Psychologist Abraham Maslow acknowledges the importance of this with his well-known ‘hierarchy of needs’ theory.

He breaks down our needs into five layers that start with the basics like food, water and sleep, then progress through a range of secondary needs from security and belonging to feeling accomplished and expressing creativity.

If you’re an employer, I recommend you review this hierarchy of needs, because it will teach you a lot about what your people need right now.

At the moment, we are working within the constraints of a raft of regulations. We can’t bounce ideas off one another in person, we can’t shake hands or hug, and we miss the fun and laughter that is so hard to replicate in the virtual environment – so maintaining a culture of belonging isn’t easy.

But if you run a business it’s important to remember that you’re not on your own.

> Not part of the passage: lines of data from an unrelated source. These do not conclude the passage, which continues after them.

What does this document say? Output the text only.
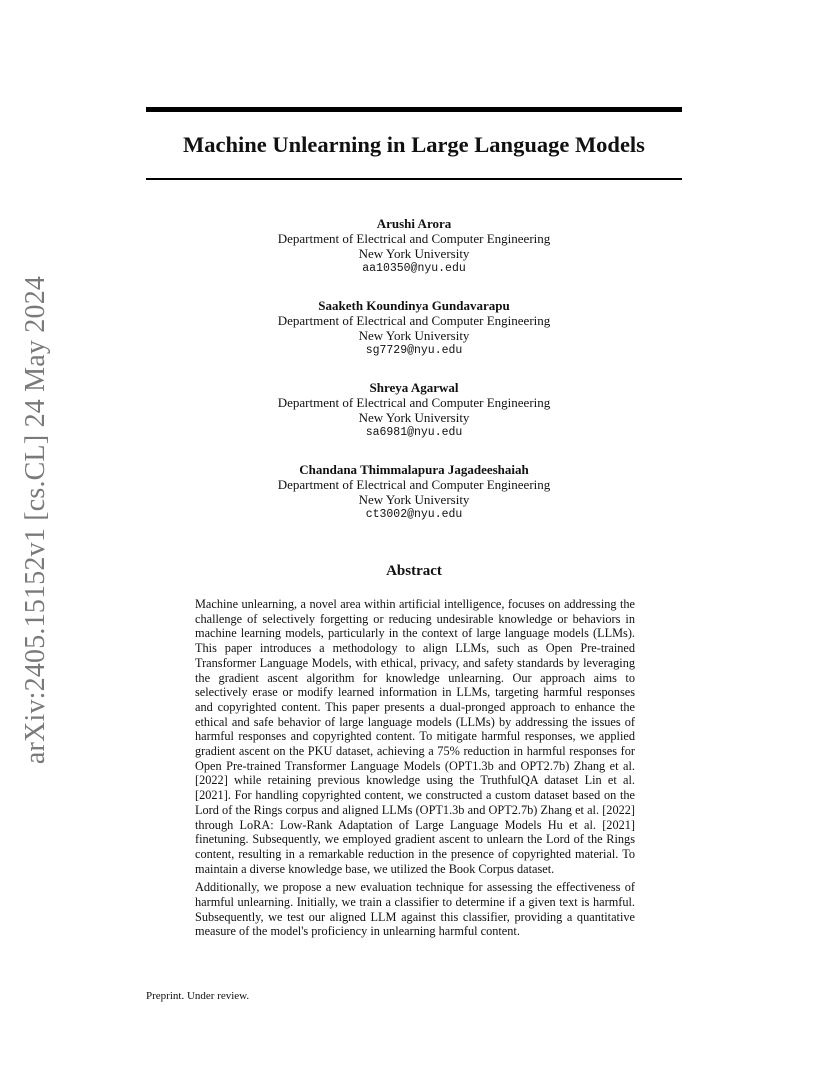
arXiv:2405.15152v1 [cs.CL] 24 May 2024
Machine Unlearning in Large Language Models
Arushi Arora
Department of Electrical and Computer Engineering
New York University
aa10350@nyu.edu
Saaketh Koundinya Gundavarapu
Department of Electrical and Computer Engineering
New York University
sg7729@nyu.edu
Shreya Agarwal
Department of Electrical and Computer Engineering
New York University
sa6981@nyu.edu
Chandana Thimmalapura Jagadeeshaiah
Department of Electrical and Computer Engineering
New York University
ct3002@nyu.edu
Abstract

Machine unlearning, a novel area within artificial intelligence, focuses on addressing the challenge of selectively forgetting or reducing undesirable knowledge or behaviors in machine learning models, particularly in the context of large language models (LLMs). This paper introduces a methodology to align LLMs, such as Open Pre-trained Transformer Language Models, with ethical, privacy, and safety standards by leveraging the gradient ascent algorithm for knowledge unlearning. Our approach aims to selectively erase or modify learned information in LLMs, targeting harmful responses and copyrighted content. This paper presents a dual-pronged approach to enhance the ethical and safe behavior of large language models (LLMs) by addressing the issues of harmful responses and copyrighted content. To mitigate harmful responses, we applied gradient ascent on the PKU dataset, achieving a 75% reduction in harmful responses for Open Pre-trained Transformer Language Models (OPT1.3b and OPT2.7b) Zhang et al. [2022] while retaining previous knowledge using the TruthfulQA dataset Lin et al. [2021]. For handling copyrighted content, we constructed a custom dataset based on the Lord of the Rings corpus and aligned LLMs (OPT1.3b and OPT2.7b) Zhang et al. [2022] through LoRA: Low-Rank Adaptation of Large Language Models Hu et al. [2021] finetuning. Subsequently, we employed gradient ascent to unlearn the Lord of the Rings content, resulting in a remarkable reduction in the presence of copyrighted material. To maintain a diverse knowledge base, we utilized the Book Corpus dataset.

Additionally, we propose a new evaluation technique for assessing the effectiveness of harmful unlearning. Initially, we train a classifier to determine if a given text is harmful. Subsequently, we test our aligned LLM against this classifier, providing a quantitative measure of the model's proficiency in unlearning harmful content.

Preprint. Under review.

Many other business leaders feel the same.

The phrase “it’s lonely at the top” is often true, especially in a crisis, because decision-makers bear the burden of responsibility and can’t always share it.

That’s exactly why feeling safe is important for leaders too, and their people need to take a moment to think of what the weight of responsibility can feel like, especially at times of crisis.

No matter what level we’re at on the corporate ladder, we’re all human, and everyone needs support at some level.

And whilst a good leader supports those around them, an even better leader remembers they need to look after their own mental wellbeing and have some energy left for themselves too.

While I urge you to look at Maslow’s hierarchy of needs to learn what others around you need, crucially, consider yourself first and foremost.

Prioritise self-care and as the airlines recommend, put your own oxygen mask on first. Consider whether your own basic needs are being met – then you’ll be in an even better position to help those around you.

Laura Gordon is a CEO coach and group chair with Vistage International, a global leadership development network for CEOs.